A Juan José Saer in memoriam.
La voz que escuchamos sonar desde dentro es incomprensible,
pero es la única voz, y no hay más que eso,
excepción hecha de las caras vagamente conocidas,
y de los soles y de los planetas.
Juan José Saer
Amanece y ya está con los ojos abiertos.
Tal vez sería mejor decir que no los ha cerrado en toda la noche, y por eso, por haber permanecido despierto, puede ahora advertir como la primera hebra de sol se filtra entre los tonos oscuros, siniestros, de la noche, que en breve irá replegándose hasta desaparecer por completo, abrumada por la victoriosa luz del nuevo día.
Parado ante la ventana, desde este cuarto piso, Esteban puede ver la desierta Rue Rivoli, y los oscuros y grises y ciegos bloques de los edificios de departamentos, y la masa sombría y plena de vida secreta de las copas de los árboles, que se mecen al viento y llenan el aire del amanecer de un sonido grave, denso, casi compacto.
En estos últimos tiempos ya casi no duerme. Aunque el sueño, bien mirado, es el mejor ensayo, el mejor simulacro, y acaso la más útil de las tantas funciones biológicas, la que mejor nos preparara para la muerte misma, la final, la definitiva.
Puede superar el cansancio con un leve descanso, recostándose sobre el sofá, un par de minutos o un par de horas, hasta que los músculos agotados por el trajín recobren su laxitud. Pero ahora, a pesar del largo insomnio y las largas horas de vigilia, no está cansado.
Ayer, en algún punto del ayer, ha terminado su novela. Y con eso hubiera vencido a la muerte. A la nada, a la oscuridad, a las tinieblas que lo venían azotando desde que los médicos le informaron del tumor que crecía en algún punto de su cuerpo; ahora lo siente como nunca, creciendo, ramificándose, extendiéndose, como una marea imperiosa, callada, invencible.
Sin embargo, desde ayer, ha comenzado a sentir un suave pesar, una callada tristeza, que reemplazó al usual hormigueo que suele sentir cuando pone fin a una novela.
Un pequeño relámpago de dolor asciende desde el vientre y lo obliga a sentarse, a respirar profundo, hasta que la crisis cede y retorna el suave fluir de pensamientos, recuerdos, palabras: símbolos, en definitiva, con los que ordena el mundo, pero también crea otros mundos que obran paralelos a éste, que de un momento a otro ha de terminar.

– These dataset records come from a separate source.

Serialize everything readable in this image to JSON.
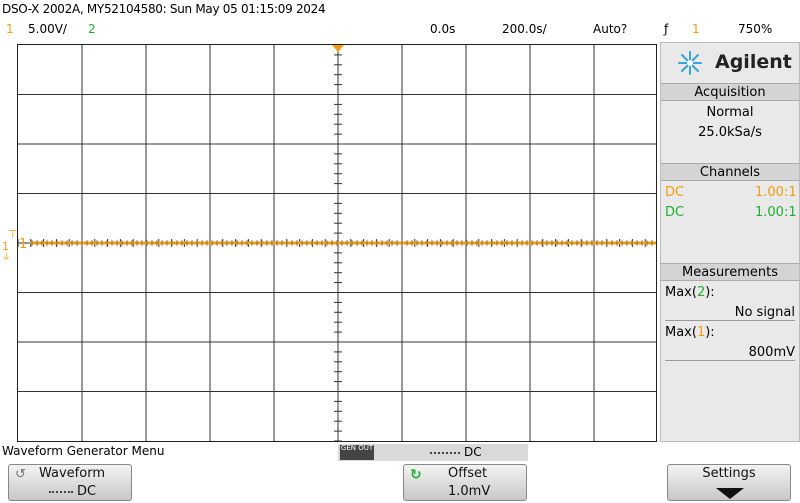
{
  "header": {
    "title": "DSO-X 2002A, MY52104580: Sun May 05 01:15:09 2024"
  },
  "status": {
    "ch1_num": "1",
    "ch1_scale": "5.00V/",
    "ch2_num": "2",
    "time_offset": "0.0s",
    "time_scale": "200.0s/",
    "trigger_mode": "Auto?",
    "trigger_icon": "ƒ",
    "trigger_src": "1",
    "trigger_level": "750%"
  },
  "sidebar": {
    "logo_text": "Agilent",
    "acquisition": {
      "title": "Acquisition",
      "mode": "Normal",
      "rate": "25.0kSa/s"
    },
    "channels": {
      "title": "Channels",
      "ch1_coupling": "DC",
      "ch1_probe": "1.00:1",
      "ch2_coupling": "DC",
      "ch2_probe": "1.00:1"
    },
    "measurements": {
      "title": "Measurements",
      "m1_prefix": "Max(",
      "m1_ch": "2",
      "m1_suffix": "):",
      "m1_value": "No signal",
      "m2_prefix": "Max(",
      "m2_ch": "1",
      "m2_suffix": "):",
      "m2_value": "800mV"
    }
  },
  "menu": {
    "title": "Waveform Generator Menu",
    "gen_out_label": "GEN OUT",
    "gen_out_mode": "DC"
  },
  "softkeys": {
    "waveform_label": "Waveform",
    "waveform_value": "DC",
    "offset_label": "Offset",
    "offset_value": "1.0mV",
    "settings_label": "Settings"
  },
  "display": {
    "ch1_marker": "1",
    "trace_level_fraction": 0.5
  },
  "colors": {
    "ch1": "#f39c11",
    "ch2": "#1fae2f"
  }
}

Mira el reloj de la pared, y piensa que aún faltan tres horas para que venga la enfermera con la inyección de morfina.
Abajo, la calle está en silencio, callada como una lápida.
Tantas veces ha pensado en la muerte, la ha sentido, la ha experimentado. Piensa con negra ironía, que podría decir, como San Francisco de Asís, mi hermana muerte.
Recuerda con nostalgia la muerte de alguien muy cercano: Lalo, su primer personaje, el muchacho que agonizaba sifilítico, en aquella sala mugrienta del Hospital Fiorito, esperando en vano que viniera Estela. Era tan poco lo que pedía el muchacho, y sin embargo Estela no llegó, y murió solo.
"Réquiem para un hombre solo". Su primera novela. Sin embargo, en ese ordenamiento de símbolos no permitió ese encuentro. Tal vez ahora lo hubiera permitido.
Ahora los cristales de las ventanas de los edificios lanzan suaves destellos, pequeños resplandores y un tenue vapor asciende desde el río. El sol crece desde algún punto invisible del lejano horizonte.
Abandona la ventana al escuchar los pasos de su esposa que se acerca. Gira lentamente y le sonríe. Intenta que ella no perciba su dolor, su tristeza, aunque su cuerpo todo es un dolor gigantesco como el mundo, o tal vez como el universo.
Ha fruncido el ceño. Inquieto, nervioso, advierte que esa expresión no le pertenece a él sino a Ramiro, el personaje principal de «La muerte del astrólogo», la novela que siguió a "Réquiem para un hombre solo".
Escucha los pasos de su esposa en la cocina, preparando el desayuno seguramente.